2 Glühwürmchen
2 Glühwürmchen
Es war eine warme, dunkle und windstille Nacht im August. Einsam saß das Glühwurm-Mädel auf der Spitze eines Astes, und bemühte sich, recht hell zu leuchten, damit eines der vorbeifliegenden Glühwurm-Männchen auf es aufmerksam werden möge. Fast hatte es schon aufgegeben, da flog mit tatendurstigem Brummen ein kräftiges Glühwurm-Männchen auf sie zu und ließ sich an der Seite des Weibchens nieder. Das helle Leuchten des Weibchens verstärkte sich für einen kurzen Moment und sie richtete ihre großen Facettenaugen erwartungsvoll auf das Männchen. Dieses war wie geblendet von ihrer Schönheit, noch nie hatte er so ein wunderbares Leuchten gesehen, ihre Strahlen durchdrangen seinen Chitinpanzer mühelos und er spürte mit jeder Zelle seines Körpers den Wunsch nach Vereinigung mit ihr. Schüchtern wagte er es, mit einem seiner Fühler das Weibchen zu berühren, und bemerkte glücklich, wie sich das Leuchten des Weibchens bei diesem Kontakt verstärkte.
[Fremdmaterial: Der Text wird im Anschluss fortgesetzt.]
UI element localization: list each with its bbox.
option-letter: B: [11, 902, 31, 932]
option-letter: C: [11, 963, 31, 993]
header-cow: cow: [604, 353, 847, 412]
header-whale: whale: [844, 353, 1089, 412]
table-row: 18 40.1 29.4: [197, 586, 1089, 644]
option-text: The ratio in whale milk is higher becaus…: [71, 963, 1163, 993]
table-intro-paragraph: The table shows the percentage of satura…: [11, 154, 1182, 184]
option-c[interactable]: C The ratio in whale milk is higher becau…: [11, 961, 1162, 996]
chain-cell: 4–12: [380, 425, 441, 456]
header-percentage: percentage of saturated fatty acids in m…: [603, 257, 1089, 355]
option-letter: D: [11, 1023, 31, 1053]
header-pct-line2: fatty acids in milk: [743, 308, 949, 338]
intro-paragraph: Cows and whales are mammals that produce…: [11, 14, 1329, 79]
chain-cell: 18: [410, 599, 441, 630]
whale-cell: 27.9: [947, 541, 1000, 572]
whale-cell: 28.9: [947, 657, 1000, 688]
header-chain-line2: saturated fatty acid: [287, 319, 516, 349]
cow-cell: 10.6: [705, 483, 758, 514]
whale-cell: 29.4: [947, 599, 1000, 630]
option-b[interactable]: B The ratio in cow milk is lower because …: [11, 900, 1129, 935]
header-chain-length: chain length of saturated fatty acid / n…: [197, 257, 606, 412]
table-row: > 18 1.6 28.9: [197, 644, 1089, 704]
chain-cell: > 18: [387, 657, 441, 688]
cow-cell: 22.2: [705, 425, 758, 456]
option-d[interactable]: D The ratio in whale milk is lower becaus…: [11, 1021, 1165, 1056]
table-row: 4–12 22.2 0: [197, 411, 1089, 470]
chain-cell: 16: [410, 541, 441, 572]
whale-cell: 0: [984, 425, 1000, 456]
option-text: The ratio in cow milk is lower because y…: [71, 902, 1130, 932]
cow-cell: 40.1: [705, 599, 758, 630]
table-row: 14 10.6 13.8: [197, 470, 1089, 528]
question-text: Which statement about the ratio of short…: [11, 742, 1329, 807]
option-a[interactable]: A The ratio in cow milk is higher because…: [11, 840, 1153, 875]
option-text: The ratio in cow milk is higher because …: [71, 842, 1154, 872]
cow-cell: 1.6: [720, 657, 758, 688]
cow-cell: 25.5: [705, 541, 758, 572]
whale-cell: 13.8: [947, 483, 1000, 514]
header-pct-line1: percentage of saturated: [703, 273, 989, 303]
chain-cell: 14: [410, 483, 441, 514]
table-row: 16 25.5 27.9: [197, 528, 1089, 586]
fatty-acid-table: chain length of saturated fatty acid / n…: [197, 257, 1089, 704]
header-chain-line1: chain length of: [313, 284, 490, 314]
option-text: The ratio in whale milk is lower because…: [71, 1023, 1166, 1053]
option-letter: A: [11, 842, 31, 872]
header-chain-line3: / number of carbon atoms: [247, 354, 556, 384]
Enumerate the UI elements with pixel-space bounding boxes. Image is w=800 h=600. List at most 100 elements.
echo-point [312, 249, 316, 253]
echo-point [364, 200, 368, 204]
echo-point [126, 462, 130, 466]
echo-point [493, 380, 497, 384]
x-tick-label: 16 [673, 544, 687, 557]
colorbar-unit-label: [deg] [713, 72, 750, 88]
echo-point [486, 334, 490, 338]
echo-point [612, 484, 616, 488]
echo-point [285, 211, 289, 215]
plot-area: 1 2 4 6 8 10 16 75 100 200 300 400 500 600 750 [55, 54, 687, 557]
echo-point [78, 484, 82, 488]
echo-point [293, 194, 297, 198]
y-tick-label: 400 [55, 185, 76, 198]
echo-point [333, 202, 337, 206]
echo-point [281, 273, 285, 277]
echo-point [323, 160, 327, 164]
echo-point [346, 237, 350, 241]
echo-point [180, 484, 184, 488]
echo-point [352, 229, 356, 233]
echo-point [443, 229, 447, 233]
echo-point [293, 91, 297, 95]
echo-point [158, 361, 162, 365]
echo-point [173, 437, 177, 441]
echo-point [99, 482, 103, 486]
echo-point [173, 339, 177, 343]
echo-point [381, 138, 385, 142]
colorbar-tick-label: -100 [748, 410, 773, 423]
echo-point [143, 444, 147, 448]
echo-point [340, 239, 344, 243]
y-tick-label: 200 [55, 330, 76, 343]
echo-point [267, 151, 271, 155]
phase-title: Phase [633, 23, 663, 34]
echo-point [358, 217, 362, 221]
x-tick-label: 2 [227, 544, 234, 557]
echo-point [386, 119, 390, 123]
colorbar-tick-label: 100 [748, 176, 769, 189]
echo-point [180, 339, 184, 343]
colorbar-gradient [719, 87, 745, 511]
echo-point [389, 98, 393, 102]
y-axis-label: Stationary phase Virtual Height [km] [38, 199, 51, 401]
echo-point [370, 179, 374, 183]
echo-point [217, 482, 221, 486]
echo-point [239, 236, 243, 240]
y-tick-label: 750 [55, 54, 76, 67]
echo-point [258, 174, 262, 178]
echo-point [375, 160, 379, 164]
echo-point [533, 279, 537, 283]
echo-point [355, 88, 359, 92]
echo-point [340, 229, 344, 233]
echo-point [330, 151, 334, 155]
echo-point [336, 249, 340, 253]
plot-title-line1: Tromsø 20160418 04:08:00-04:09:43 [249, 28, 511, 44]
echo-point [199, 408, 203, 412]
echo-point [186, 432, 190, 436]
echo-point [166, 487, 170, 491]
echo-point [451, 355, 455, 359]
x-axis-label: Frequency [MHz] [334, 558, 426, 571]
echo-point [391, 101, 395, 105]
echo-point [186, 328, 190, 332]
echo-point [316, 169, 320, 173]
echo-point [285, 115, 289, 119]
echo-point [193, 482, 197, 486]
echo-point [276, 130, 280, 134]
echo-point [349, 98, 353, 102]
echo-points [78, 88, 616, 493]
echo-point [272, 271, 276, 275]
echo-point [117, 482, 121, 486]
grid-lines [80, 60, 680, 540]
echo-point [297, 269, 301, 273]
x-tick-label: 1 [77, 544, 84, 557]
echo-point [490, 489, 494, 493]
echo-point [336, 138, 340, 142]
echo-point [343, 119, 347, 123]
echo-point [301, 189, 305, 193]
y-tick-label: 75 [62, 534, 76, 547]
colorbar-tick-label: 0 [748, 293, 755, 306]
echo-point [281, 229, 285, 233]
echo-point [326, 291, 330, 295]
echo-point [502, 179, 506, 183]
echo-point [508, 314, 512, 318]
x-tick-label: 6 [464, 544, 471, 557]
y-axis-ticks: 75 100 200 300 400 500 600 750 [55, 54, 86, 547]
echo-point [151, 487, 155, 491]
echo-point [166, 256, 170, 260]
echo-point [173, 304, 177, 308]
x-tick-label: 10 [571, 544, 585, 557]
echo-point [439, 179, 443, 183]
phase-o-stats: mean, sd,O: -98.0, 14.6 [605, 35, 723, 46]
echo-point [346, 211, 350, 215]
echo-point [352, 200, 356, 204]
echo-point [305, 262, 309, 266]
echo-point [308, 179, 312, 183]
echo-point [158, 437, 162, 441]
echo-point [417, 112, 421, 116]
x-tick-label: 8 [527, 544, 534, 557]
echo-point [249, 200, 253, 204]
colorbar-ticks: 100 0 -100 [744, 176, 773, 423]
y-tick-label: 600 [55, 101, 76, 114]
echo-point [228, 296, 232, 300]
Ihre Fühler begannen sich zärtlich zu betasten, erst langsam und vorsichtig, schließlich intensiver, und auf einmal verflog jede Überlegung und jede Zögerlichkeit, und was folgte war wie ein Rausch, es war, als wären sie nur geboren worden für diesen einen Augenblick.
Als sie erschöpft und eng aneinander geklammert auf ihrem Zweig saßen, sahen sie zwei Menschen unter sich, einen Mann und eine Frau, die verliebt ihre Hände haltend langsam einen Pfad entlang gingen.
„Weißt Du“ sagte das Männchen nachdenklich zum Weibchen „ich glaube, so verschieden sind wir gar nicht, wir und die Menschen“.
„Oh doch“ lachte das Weibchen, „ich glaube schon, obwohl es manches gibt was gleich ist. Aber alles ist relativ, und wir können viel voneinander lernen“.
„Was könnten wir von ihnen lernen, und was können sie von uns lernen?“ fragte das Männchen.
„Sieh“ sagte das Weibchen, „du weißt, unser Leben als Glühwürmchen ist kurz und wir müssen bald Abschied von einander nehmen“,
Das Männchen nickte bedrückt.
„Sei nicht traurig, Du hast mir alles gegeben, was ich im Leben wollte, und ich hoffe auch, Dich glücklich gemacht zu haben.
„Das hast Du“ sagte das Männchen, „ich wünschte nur, wir hätten noch viel mehr Zeit miteinander“.
„Nimm die Menschen, sie haben tausend Mal mehr Zeit als wir, aber oft genug machen sie nichts rechtes aus ihrem Leben, und wenn sie vielleicht irgendwann einmal melancholisch zurückschauen, stellen sie fest, dass die Zeit vergangen ist, so schnell wie der Schlag eines Lides.“
„Du meinst, sie hatten vergessen, was wirklich wesentlich ist?“, fragte das Männchen.
„So ist es“, erwiderte das Weibchen, „das ist, was sie von uns lernen können, wie kostbar die Zeit ist, und worauf es wirklich ankommt. Dass es besser ist, aneinander fest zu halten, und behutsam auf dem aufzubauen, was man hat.“
„Vielleicht sollten die Menschen mal als Glühwürmchen auf die Welt kommen, und wir als Menschen, mit dem Wissen, das wir jetzt haben“ sagte das Männchen grübelnd.
„Ja“ leuchtete das Weibchen, „aber noch leben wir ja, und wir sollten jeden Augenblick davon zusammen genießen, und uns freuen, einander gefunden zu haben“.
Und sie lebten glücklich und treu bis an ihr Lebensende.